Question

consider the distribution of monthly social security (OASDI) payments. Assume a normal distribution with a standard deviation of $116. if one-fourth of payments are above $1214,87 what is the mean monthly payment?

Answer 1

Answer:

$\mu = x - z(\sigma)$

$\mu = 1214.87 - 0.67(116) \\\\\mu = 1214.87 - 77.72 \\\\\mu = \ 1137.15$

Therefore, the mean monthly payment is $1137.15.

Step-by-step explanation:

What is Normal Distribution?

We are given a Normal Distribution, which is a continuous probability distribution and is symmetrical around the mean. The shape of this distribution is like a bell curve and most of the data is clustered around the mean. The area under this bell shaped curve represents the probability.  

We are asked to find the mean monthly social security (OASDI) payment.

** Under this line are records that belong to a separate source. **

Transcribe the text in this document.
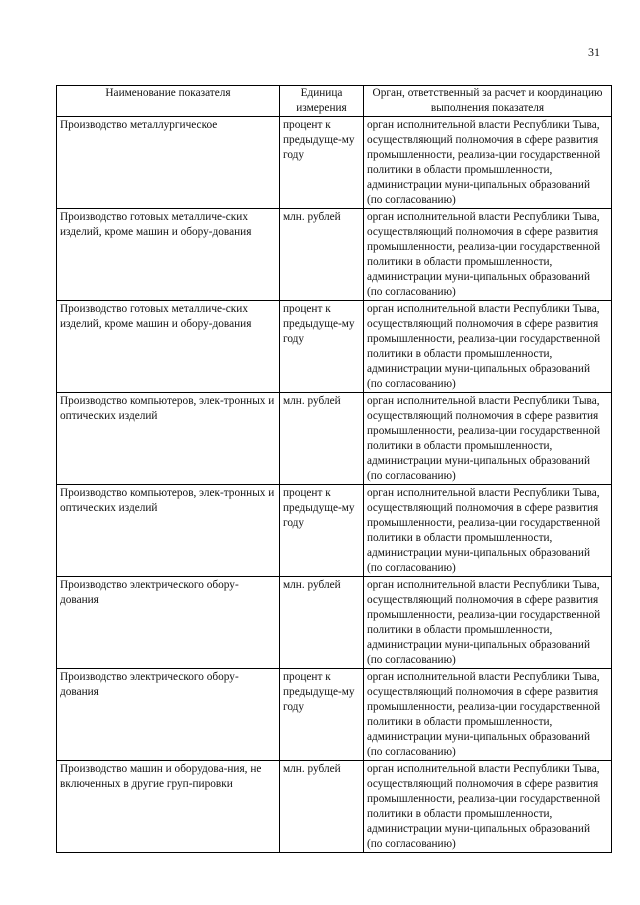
31
Наименование показателя	Единица измерения	Орган, ответственный за расчет и координацию выполнения показателя
Производство металлургическое	процент к предыдуще-му году	орган исполнительной власти Республики Тыва, осуществляющий полномочия в сфере развития промышленности, реализа-ции государственной политики в области промышленности, администрации муни-ципальных образований (по согласованию)
Производство готовых металличе-ских изделий, кроме машин и обору-дования	млн. рублей	орган исполнительной власти Республики Тыва, осуществляющий полномочия в сфере развития промышленности, реализа-ции государственной политики в области промышленности, администрации муни-ципальных образований (по согласованию)
Производство готовых металличе-ских изделий, кроме машин и обору-дования	процент к предыдуще-му году	орган исполнительной власти Республики Тыва, осуществляющий полномочия в сфере развития промышленности, реализа-ции государственной политики в области промышленности, администрации муни-ципальных образований (по согласованию)
Производство компьютеров, элек-тронных и оптических изделий	млн. рублей	орган исполнительной власти Республики Тыва, осуществляющий полномочия в сфере развития промышленности, реализа-ции государственной политики в области промышленности, администрации муни-ципальных образований (по согласованию)
Производство компьютеров, элек-тронных и оптических изделий	процент к предыдуще-му году	орган исполнительной власти Республики Тыва, осуществляющий полномочия в сфере развития промышленности, реализа-ции государственной политики в области промышленности, администрации муни-ципальных образований (по согласованию)
Производство электрического обору-дования	млн. рублей	орган исполнительной власти Республики Тыва, осуществляющий полномочия в сфере развития промышленности, реализа-ции государственной политики в области промышленности, администрации муни-ципальных образований (по согласованию)
Производство электрического обору-дования	процент к предыдуще-му году	орган исполнительной власти Республики Тыва, осуществляющий полномочия в сфере развития промышленности, реализа-ции государственной политики в области промышленности, администрации муни-ципальных образований (по согласованию)
Производство машин и оборудова-ния, не включенных в другие груп-пировки	млн. рублей	орган исполнительной власти Республики Тыва, осуществляющий полномочия в сфере развития промышленности, реализа-ции государственной политики в области промышленности, администрации муни-ципальных образований (по согласованию)
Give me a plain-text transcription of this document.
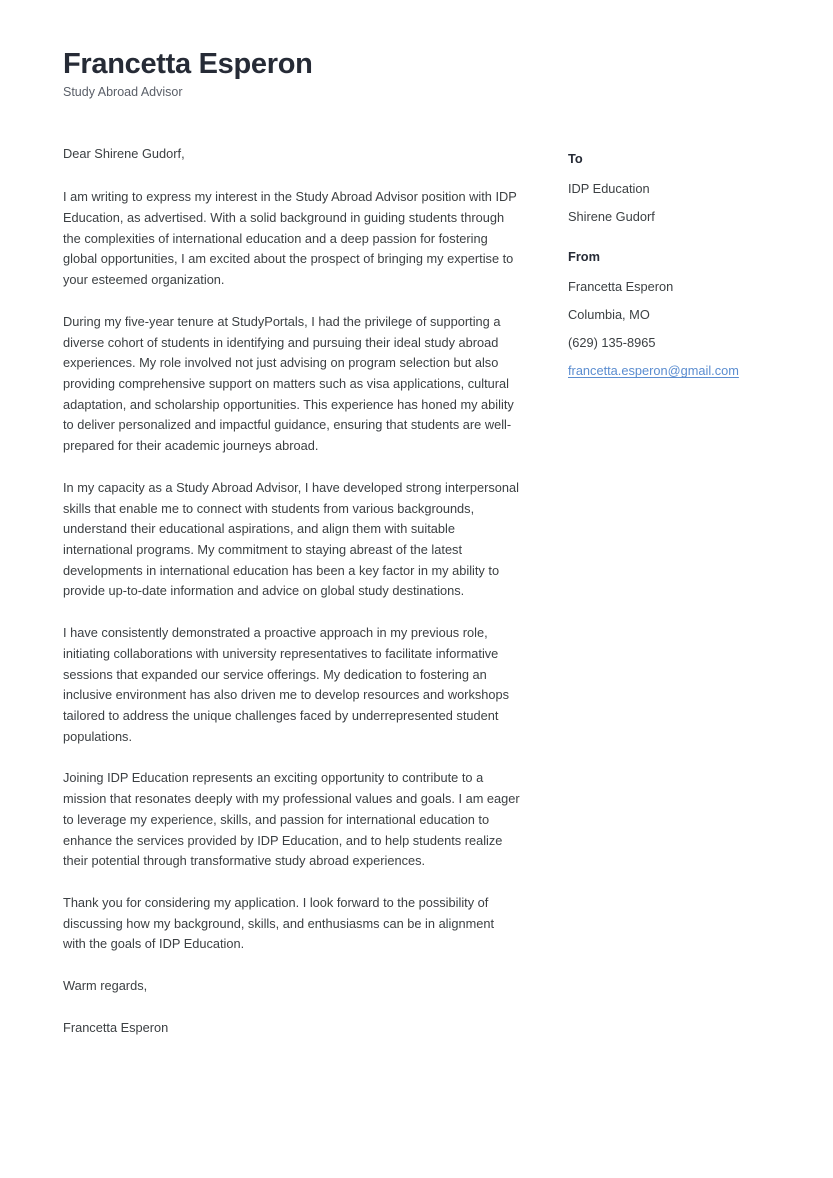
Francetta Esperon
Study Abroad Advisor

Dear Shirene Gudorf,

I am writing to express my interest in the Study Abroad Advisor position with IDP Education, as advertised. With a solid background in guiding students through the complexities of international education and a deep passion for fostering global opportunities, I am excited about the prospect of bringing my expertise to your esteemed organization.

During my five-year tenure at StudyPortals, I had the privilege of supporting a diverse cohort of students in identifying and pursuing their ideal study abroad experiences. My role involved not just advising on program selection but also providing comprehensive support on matters such as visa applications, cultural adaptation, and scholarship opportunities. This experience has honed my ability to deliver personalized and impactful guidance, ensuring that students are well-prepared for their academic journeys abroad.

In my capacity as a Study Abroad Advisor, I have developed strong interpersonal skills that enable me to connect with students from various backgrounds, understand their educational aspirations, and align them with suitable international programs. My commitment to staying abreast of the latest developments in international education has been a key factor in my ability to provide up-to-date information and advice on global study destinations.

I have consistently demonstrated a proactive approach in my previous role, initiating collaborations with university representatives to facilitate informative sessions that expanded our service offerings. My dedication to fostering an inclusive environment has also driven me to develop resources and workshops tailored to address the unique challenges faced by underrepresented student populations.

Joining IDP Education represents an exciting opportunity to contribute to a mission that resonates deeply with my professional values and goals. I am eager to leverage my experience, skills, and passion for international education to enhance the services provided by IDP Education, and to help students realize their potential through transformative study abroad experiences.

Thank you for considering my application. I look forward to the possibility of discussing how my background, skills, and enthusiasms can be in alignment with the goals of IDP Education.

Warm regards,

Francetta Esperon

To
IDP Education
Shirene Gudorf
From
Francetta Esperon
Columbia, MO
(629) 135-8965
francetta.esperon@gmail.com
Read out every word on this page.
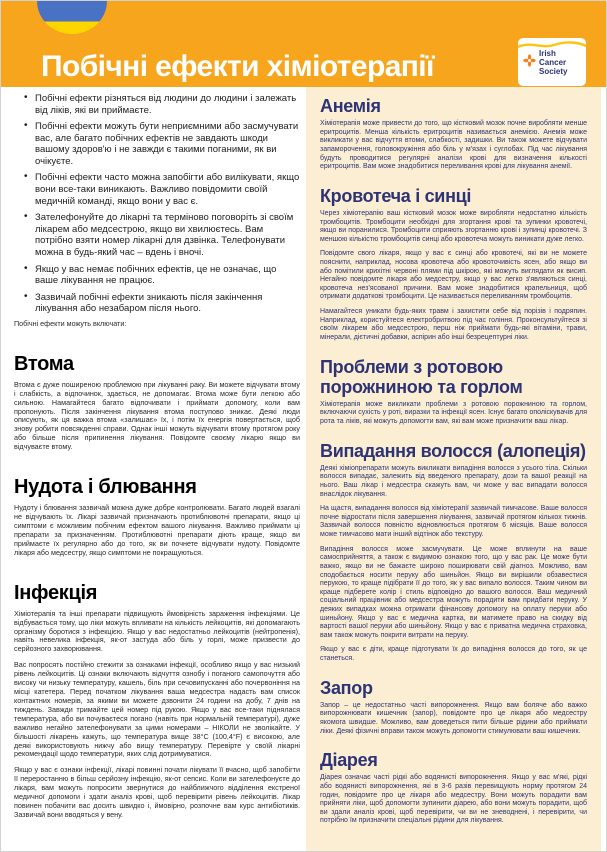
Побічні ефекти хіміотерапії	Irish
Cancer
Society
• Побічні ефекти різняться від людини до людини і залежать від ліків, які ви приймаєте.
• Побічні ефекти можуть бути неприємними або засмучувати вас, але багато побічних ефектів не завдають шкоди вашому здоров'ю і не завжди є такими поганими, як ви очікуєте.
• Побічні ефекти часто можна запобігти або вилікувати, якщо вони все-таки виникають. Важливо повідомити своїй медичній команді, якщо вони у вас є.
• Зателефонуйте до лікарні та терміново поговоріть зі своїм лікарем або медсестрою, якщо ви хвилюєтесь. Вам потрібно взяти номер лікарні для дзвінка. Телефонувати можна в будь-який час – вдень і вночі.
• Якщо у вас немає побічних ефектів, це не означає, що ваше лікування не працює.
• Зазвичай побічні ефекти зникають після закінчення лікування або незабаром після нього.

Побічні ефекти можуть включати:

Втома

Втома є дуже поширеною проблемою при лікуванні раку. Ви можете відчувати втому і слабкість, а відпочинок, здається, не допомагає. Втома може бути легкою або сильною. Намагайтеся багато відпочивати і приймати допомогу, коли вам пропонують. Після закінчення лікування втома поступово зникає. Деякі люди описують, як ця важка втома «залишає» їх, і потім їх енергія повертається, щоб знову робити повсякденні справи. Однак інші можуть відчувати втому протягом року або більше після припинення лікування. Повідомте своєму лікарю якщо ви відчуваєте втому.

Нудота і блювання

Нудоту і блювання зазвичай можна дуже добре контролювати. Багато людей взагалі не відчувають їх. Лікарі зазвичай призначають протиблювотні препарати, якщо ці симптоми є можливим побічним ефектом вашого лікування. Важливо приймати ці препарати за призначенням. Протиблювотні препарати діють краще, якщо ви приймаєте їх регулярно або до того, як ви почнете відчувати нудоту. Повідомте лікаря або медсестру, якщо симптоми не покращуються.

Інфекція

Хіміотерапія та інші препарати підвищують ймовірність зараження інфекціями. Це відбувається тому, що ліки можуть впливати на кількість лейкоцитів, які допомагають організму боротися з інфекцією. Якщо у вас недостатньо лейкоцитів (нейтропенія), навіть невелика інфекція, як-от застуда або біль у горлі, може призвести до серйозного захворювання.

Вас попросять постійно стежити за ознаками інфекції, особливо якщо у вас низький рівень лейкоцитів. Ці ознаки включають відчуття ознобу і поганого самопочуття або високу чи низьку температуру, кашель, біль при сечовипусканні або почервоніння на місці катетера. Перед початком лікування ваша медсестра надасть вам список контактних номерів, за якими ви можете дзвонити 24 години на добу, 7 днів на тиждень. Завжди тримайте цей номер під рукою. Якщо у вас все-таки піднялася температура, або ви почуваєтеся погано (навіть при нормальній температурі), дуже важливо негайно зателефонувати за цими номерами – НІКОЛИ не зволікайте. У більшості лікарень кажуть, що температура вище 38°C (100,4°F) є високою, але деякі використовують нижчу або вищу температуру. Перевірте у своїй лікарні рекомендації щодо температури, яких слід дотримуватися.

Якщо у вас є ознаки інфекції, лікарі повинні почати лікувати її вчасно, щоб запобігти її переростанню в більш серйозну інфекцію, як-от сепсис. Коли ви зателефонуєте до лікаря, вам можуть попросити звернутися до найближчого відділення екстреної медичної допомоги і здати аналіз крові, щоб перевірити рівень лейкоцитів. Лікар повинен побачити вас досить швидко і, ймовірно, розпочне вам курс антибіотиків. Зазвичай вони вводяться у вену.

Анемія

Хіміотерапія може привести до того, що кістковий мозок почне виробляти менше еритроцитів. Менша кількість еритроцитів називається анемією. Анемія може викликати у вас відчуття втоми, слабкості, задишки. Ви також можете відчувати запаморочення, головокружіння або біль у м'язах і суглобах. Під час лікування будуть проводитися регулярні аналізи крові для визначення кількості еритроцитів. Вам може знадобитися переливання крові для лікування анемії.

Кровотеча і синці

Через хіміотерапію ваш кістковий мозок може виробляти недостатню кількість тромбоцитів. Тромбоцити необхідні для згортання крові та зупинки кровотечі, якщо ви поранилися. Тромбоцити сприяють згортанню крові і зупинці кровотечі. З меншою кількістю тромбоцитів синці або кровотеча можуть виникати дуже легко.

Повідомте свого лікаря, якщо у вас є синці або кровотечі, які ви не можете пояснити, наприклад, носова кровотеча або кровоточивість ясен, або якщо ви або помітили крихітні червоні плями під шкірою, які можуть виглядати як висип. Негайно повідомте лікаря або медсестру, якщо у вас легко з'являються синці, кровотеча нез'ясованої причини. Вам може знадобитися крапельниця, щоб отримати додаткові тромбоцити. Це називається переливанням тромбоцитів.

Намагайтеся уникати будь-яких травм і захистити себе від порізів і подряпин. Наприклад, користуйтеся електробритвою під час гоління. Проконсультуйтеся зі своїм лікарем або медсестрою, перш ніж приймати будь-які вітаміни, трави, мінерали, дієтичні добавки, аспірин або інші безрецептурні ліки.

Проблеми з ротовою порожниною та горлом

Хіміотерапія може викликати проблеми з ротовою порожниною та горлом, включаючи сухість у роті, виразки та інфекції ясен. Існує багато ополіскувачів для рота та ліків, які можуть допомогти вам, які вам може призначити ваш лікар.

Випадання волосся (алопеція)

Деякі хіміопрепарати можуть викликати випадіння волосся з усього тіла. Скільки волосся випадає, залежить від введеного препарату, дози та вашої реакції на нього. Ваш лікар і медсестра скажуть вам, чи може у вас випадати волосся внаслідок лікування.

На щастя, випадання волосся від хіміотерапії зазвичай тимчасове. Ваше волосся почне відростати після завершення лікування, зазвичай протягом кількох тижнів. Зазвичай волосся повністю відновлюється протягом 6 місяців. Ваше волосся може тимчасово мати інший відтінок або текстуру.

Випадіння волосся може засмучувати. Це може вплинути на ваше самосприйняття, а також є видимою ознакою того, що у вас рак. Це може бути важко, якщо ви не бажаєте широко поширювати свій діагноз. Можливо, вам сподобається носити перуку або шиньйон. Якщо ви вирішили обзавестися перукою, то краще підібрати її до того, як у вас випало волосся. Таким чином ви краще підберете колір і стиль відповідно до вашого волосся. Ваш медичний соціальний працівник або медсестра можуть порадити вам придбати перуку. У деяких випадках можна отримати фінансову допомогу на оплату перуки або шиньйону. Якщо у вас є медична картка, ви матимете право на скидку від вартості вашої перуки або шиньйону. Якщо у вас є приватна медична страховка, вам також можуть покрити витрати на перуку.

Якщо у вас є діти, краще підготувати їх до випадіння волосся до того, як це станеться.

Запор

Запор – це недостатньо часті випорожнення. Якщо вам боляче або важко випорожнювати кишечник (запор), повідомте про це лікаря або медсестру якомога швидше. Можливо, вам доведеться пити більше рідини або приймати ліки. Деякі фізичні вправи також можуть допомогти стимулювати ваш кишечник.

Діарея

Діарея означає часті рідкі або водянисті випорожнення. Якщо у вас м'які, рідкі або водянисті випорожнення, які в 3-6 разів перевищують норму протягом 24 годин, повідомте про це лікаря або медсестру. Вони можуть порадити вам прийняти ліки, щоб допомогти зупинити діарею, або вони можуть порадити, щоб ви здали аналіз крові, щоб перевірити, чи ви не зневоднені, і перевірити, чи потрібно їм призначити спеціальні рідини для лікування.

Mean monthly payment = μ = ?

We are given that the standard deviation is $116

One-fourth of payments are above $1214.87

One-fourth means 25%

$P(X > x )= P(Z > z ) = 0.25\\\\P(X < x )= P(Z < z) = 1 - 0.25\\\\P(X < x )= P(Z < z) = 0.75$

From the z-table, the z-score corresponding to 0.75 is found to be 0.67

$z = 0.67$

The mean is found by

$x = \mu + z(\sigma)$

$\mu = x - z(\sigma)$

Where

x = $1214.87

z = 0.67

σ = $116

$\mu = 1214.87 - 0.67(116) \\\\\mu = 1214.87 - 77.72 \\\\\mu = \ 1137.15$

Therefore, the mean monthly payment is $1137.15.